O StG 77 apoiou o Décimo Primeiro Exército até Yampil, enquanto os bombardeiros alemães bombardeavam os transportes ferroviários apesar das nuvens baixas e da chuva. KG 27 reivindicou 20 trens destruídos em 20 de julho. A Luftflotte 4 realizou ataques de interdição contínuos, e havia pouco para detê-los. Com a VVS precisando concentrar seus ativos diminuídos nos pontos críticos, as unidades soviéticas foram ordenadas a retornar a Kiev para se reconstruir e ajudar a impedir que os alemães cruzassem o Dniepre. Os soviéticos efetivamente abandonaram os céus sobre Uman. Em 25 de julho, ficou claro o efeito da interdição aérea, quando uma comunicação soviética a Moscou afirmou: "Todos os esforços para retirar os 6.º e 12.º Exércitos para o leste e nordeste são infrutíferos."[135]

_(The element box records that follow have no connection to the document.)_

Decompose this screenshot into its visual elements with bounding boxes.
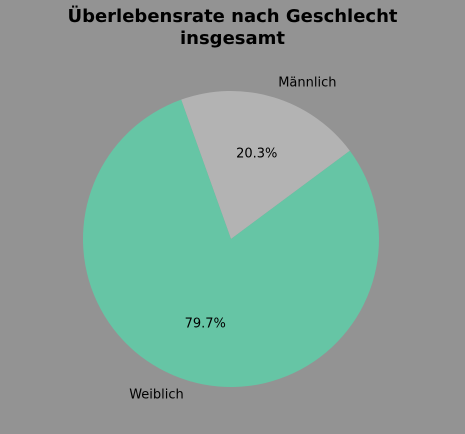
pie-slice-mannlich — [181, 90, 350, 240]
pie-category-label-mannlich: Männlich — [278, 76, 336, 91]
chart-title-line-1: Überlebensrate nach Geschlecht — [67, 6, 398, 27]
chart-title-line-2: insgesamt — [179, 28, 285, 49]
pie-percent-label-mannlich: 20.3% — [236, 147, 277, 162]
chart-title: Überlebensrate nach Geschlecht insgesamt — [0, 6, 465, 50]
pie-slice-weiblich — [82, 99, 379, 387]
pie-percent-label-weiblich: 79.7% — [185, 316, 226, 331]
pie-category-label-weiblich: Weiblich — [129, 387, 184, 402]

Mas o desgaste estava começando a aparecer nas fileiras alemãs. Várias formações alemãs tiveram que ser enviadas para casa devido ao seu estado esgotado. Stab./JG 53, I./JG 53, I./KG 54, III./KG 51 e III./55 foram todos retirados para a Alemanha. O I./KG 54 foi particularmente bem-sucedido, reivindicando milhares de veículos, 240 aeronaves e centenas de tanques e artilharia destruídos ao custo de 23 aeronaves.[135]

Em 7 de agosto, os soviéticos tentaram aliviar o bolsão lançando uma surpresa contra-ofensiva em Bohuslav, a meio caminho entre Kiev e Uman. Por um momento, pareceu que todo o flanco alemão iria ceder e levar a uma suspensão das operações em Uman. A Luftwaffe inclinou a balança novamente a favor do Eixo. O Fliegerkorps V de Kurt Pflugbeil conduziu ataques contínuos contra o atacante 26.º Exército Soviético. Em dois dias, 148 veículos motorizados e 48 tanques soviéticos foram destruídos, o que interrompeu o ataque. Ataques contínuos foram usados por sua vez contra os exércitos soviéticos presos. Em 10 de agosto, a Luftflotte 2 destruiu outros 300 veículos e 54 tanques. O Fliegerkorps V reivindicou 420 veículos motorizados, 58 tanques e 22 baterias de artilharia. A batalha terminou com 79.220 soldados dos dois exércitos mortos e 103.054 capturados, embora um grande número fosse de civis que haviam sido reunidos.[136]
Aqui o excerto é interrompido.